When baby girl number two arrived, she was nine pounds of cuteness and latched on to the breast with the expertise of a baby weeks her senior. I was more than proud; I was teeming with hope! This time I was careful to nurse on demand and pump right after nursing to increase my supply but to no avail. I still only produced a maximum of one ounce every three hours. As my big girl got bigger she just began to get frustrated at my out-of-order breast but I just couldn’t give up on it, so I pumped. To complicate things further, her stomach and palette seemed to not tolerate any of the five different formulas we gave her. She seemed to only tolerate breast milk and I couldn’t make any. For about five months I received pumped breast milk from dear friends and trusted donors while I continued to pump around the clock to get my measly ten ounces per day and, of course I supplemented with formula.

Through thousands of tears over five months I told my husband I would stop when she and I were both ready because the around the clock pumping was killing me. Eventually my supply of frozen donations began to wane and she was getting more and more formula. She was doing better with her soy formula and doing well with solids. And I was emotionally ready. I clearly remember sitting in my “pumping chair,” one day and just deciding that I was spending more time pumping than it was worth for eight to ten ounces a day. I cut back slowly on my pumping sessions until I was not pumping at all and she was on formula exclusively. Boom…formula baby number two.

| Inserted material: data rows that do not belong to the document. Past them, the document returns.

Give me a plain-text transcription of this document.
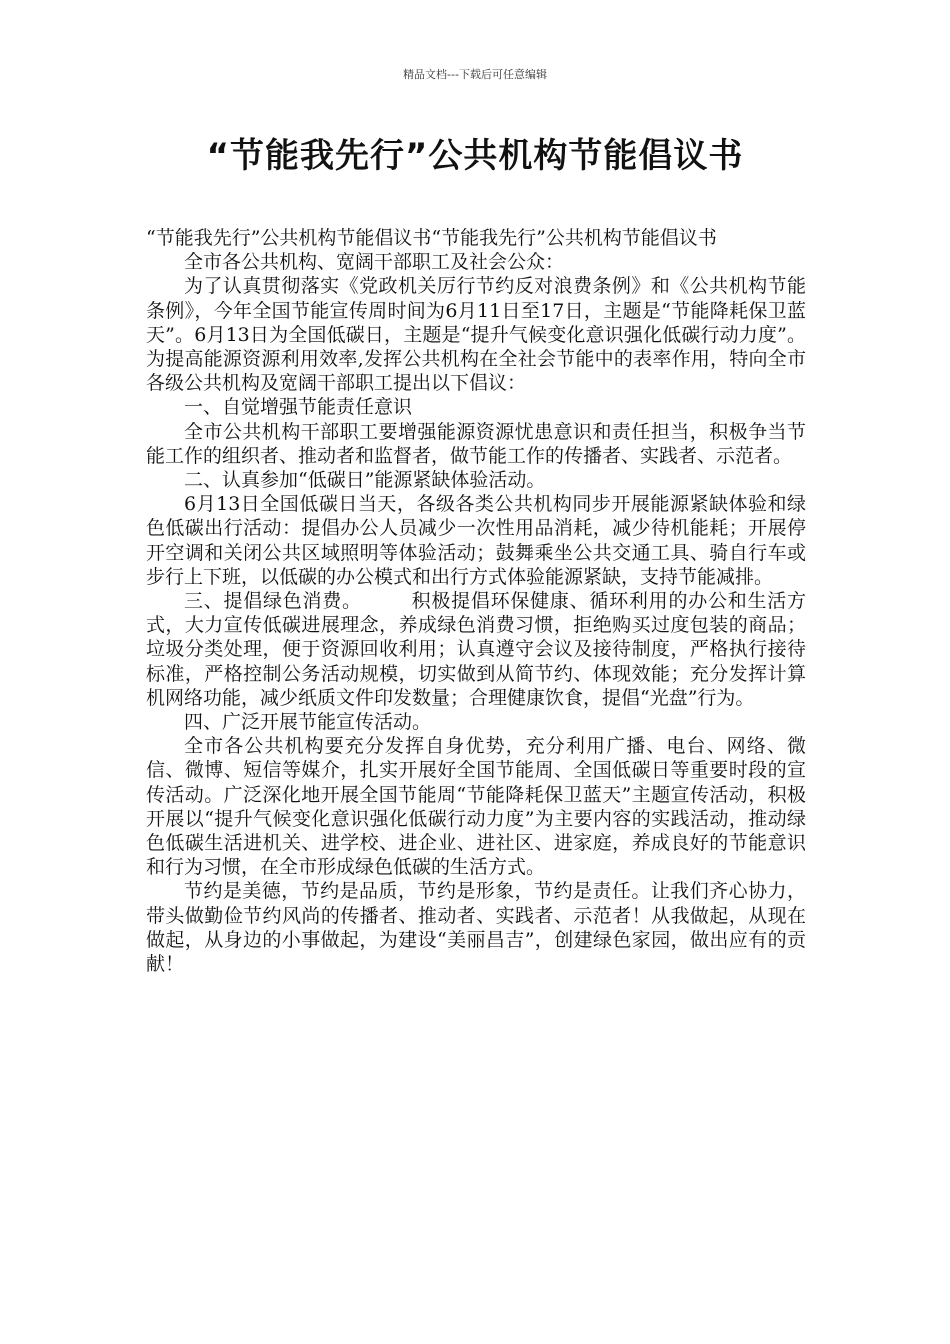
精品文档---下载后可任意编辑
“节能我先行”公共机构节能倡议书

“节能我先行”公共机构节能倡议书“节能我先行”公共机构节能倡议书

全市各公共机构、宽阔干部职工及社会公众：

为了认真贯彻落实《党政机关厉行节约反对浪费条例》和《公共机构节能条例》，今年全国节能宣传周时间为6月11日至17日，主题是“节能降耗保卫蓝天”。6月13日为全国低碳日，主题是“提升气候变化意识强化低碳行动力度”。为提高能源资源利用效率,发挥公共机构在全社会节能中的表率作用，特向全市各级公共机构及宽阔干部职工提出以下倡议：

一、自觉增强节能责任意识

全市公共机构干部职工要增强能源资源忧患意识和责任担当，积极争当节能工作的组织者、推动者和监督者，做节能工作的传播者、实践者、示范者。

二、认真参加“低碳日”能源紧缺体验活动。

6月13日全国低碳日当天，各级各类公共机构同步开展能源紧缺体验和绿色低碳出行活动：提倡办公人员减少一次性用品消耗，减少待机能耗；开展停开空调和关闭公共区域照明等体验活动；鼓舞乘坐公共交通工具、骑自行车或步行上下班，以低碳的办公模式和出行方式体验能源紧缺，支持节能减排。

三、提倡绿色消费。　　　积极提倡环保健康、循环利用的办公和生活方式，大力宣传低碳进展理念，养成绿色消费习惯，拒绝购买过度包装的商品；垃圾分类处理，便于资源回收利用；认真遵守会议及接待制度，严格执行接待标准，严格控制公务活动规模，切实做到从简节约、体现效能；充分发挥计算机网络功能，减少纸质文件印发数量；合理健康饮食，提倡“光盘”行为。

四、广泛开展节能宣传活动。

全市各公共机构要充分发挥自身优势，充分利用广播、电台、网络、微信、微博、短信等媒介，扎实开展好全国节能周、全国低碳日等重要时段的宣传活动。广泛深化地开展全国节能周“节能降耗保卫蓝天”主题宣传活动，积极开展以“提升气候变化意识强化低碳行动力度”为主要内容的实践活动，推动绿色低碳生活进机关、进学校、进企业、进社区、进家庭，养成良好的节能意识和行为习惯，在全市形成绿色低碳的生活方式。

节约是美德，节约是品质，节约是形象，节约是责任。让我们齐心协力，带头做勤俭节约风尚的传播者、推动者、实践者、示范者！从我做起，从现在做起，从身边的小事做起，为建设“美丽昌吉”，创建绿色家园，做出应有的贡献！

But this time I felt a freedom in the change. For one, I knew I’d done and tried everything possible: power pumping, fenugreek, Reglan, Domperidone, lactation cookies, oatmeal, water, visits to the lactation consultant, (side note: you know it’s pretty hopeless when the lactation consultant says, “you know, formula isn’t that bad,”). I did everything and I felt good switching to formula. I didn’t have the shame I had before. I still have moments of regret or sadness that it didn’t work but I do not feel like a failure as a mother. When I see my friends nursing their babies or pumping an abundance of milk I am a little sad and jealous but overwhelmingly, I feel happy for them because I know the struggle.  And when I see a friend choose formula with less internal struggle than I had I am happy for her as well.

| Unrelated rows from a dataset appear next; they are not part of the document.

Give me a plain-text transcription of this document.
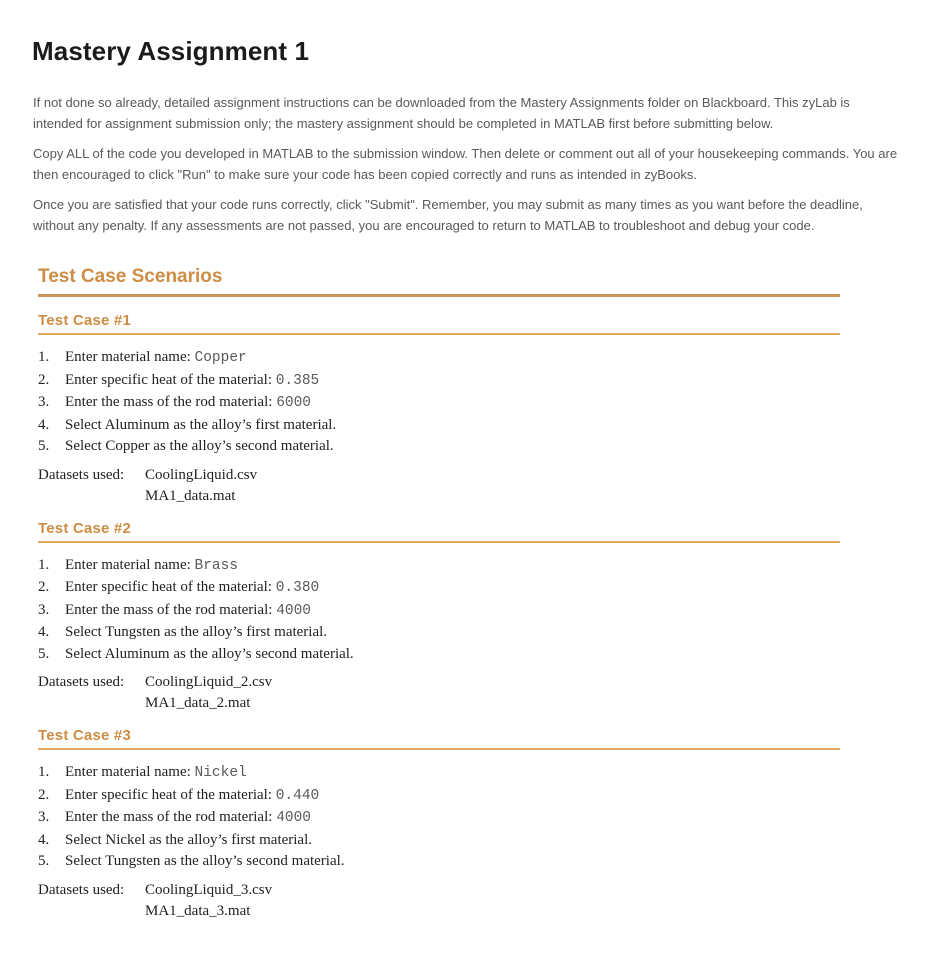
Mastery Assignment 1

If not done so already, detailed assignment instructions can be downloaded from the Mastery Assignments folder on Blackboard. This zyLab is intended for assignment submission only; the mastery assignment should be completed in MATLAB first before submitting below.

Copy ALL of the code you developed in MATLAB to the submission window. Then delete or comment out all of your housekeeping commands. You are then encouraged to click "Run" to make sure your code has been copied correctly and runs as intended in zyBooks.

Once you are satisfied that your code runs correctly, click "Submit". Remember, you may submit as many times as you want before the deadline, without any penalty. If any assessments are not passed, you are encouraged to return to MATLAB to troubleshoot and debug your code.

Test Case Scenarios
Test Case #1
1.	Enter material name: Copper
2.	Enter specific heat of the material: 0.385
3.	Enter the mass of the rod material: 6000
4.	Select Aluminum as the alloy’s first material.
5.	Select Copper as the alloy’s second material.
Datasets used:	CoolingLiquid.csv
MA1_data.mat
Test Case #2
1.	Enter material name: Brass
2.	Enter specific heat of the material: 0.380
3.	Enter the mass of the rod material: 4000
4.	Select Tungsten as the alloy’s first material.
5.	Select Aluminum as the alloy’s second material.
Datasets used:	CoolingLiquid_2.csv
MA1_data_2.mat
Test Case #3
1.	Enter material name: Nickel
2.	Enter specific heat of the material: 0.440
3.	Enter the mass of the rod material: 4000
4.	Select Nickel as the alloy’s first material.
5.	Select Tungsten as the alloy’s second material.
Datasets used:	CoolingLiquid_3.csv
MA1_data_3.mat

I go back and forth on whether or not our family is complete with only our two children, but when I contemplate a third or fourth child, I cannot help but think of what my feeding choice would be. I say with absolute freedom and confidence that I would start right out of the gate with formula. My body does not make a full supply and the struggle to get what I can is too emotionally gut-wrenching to go through it one more time. I actually fantasize about being in the hospital room and requesting the formula for my imaginary baby with pride and confidence instead of timidly.  I imagine getting to know my newborn without the stress of trying to force my body to make milk that it just cannot make. I am sure that little daydream is not reason enough to have another child but it makes my heart happy. I wish everyone could feel that confidence in their feeding choice from the get-go whether they are a fearless formula feeder or a courageous nursing mommy.


Want to share your story? Email me at formulafeeders@gmail.com

FFF Friday: “I don’t think I have ever felt quite so judged about any other parenting choice.”

So much of the conversation on infant feeding focuses on first-time mothers and their breastfeeding experiences, for understandable reasons. But that also makes it easy for some to dismiss these experiences as simply “misconceptions”, “nervousness” or “inexperience with breastfeeding”.

But what happens when a third-time mom has twins, and despite the fact that she breastfed successfully twice before, she finds herself dealing with unexpected complications? Turns out, in Michelle’s case, that mother ends up dealing with the same emotional turmoil, conflict, and confusion as the first-timers. Because breastfeeding problems are not the sole property of any “type” of mother, of any age, socioeconomic group or ethnicity, or parity. These problems can strike any mother – and when they do, each and every one of us deserves support, respect, and the opportunity to make the best decision for our families. 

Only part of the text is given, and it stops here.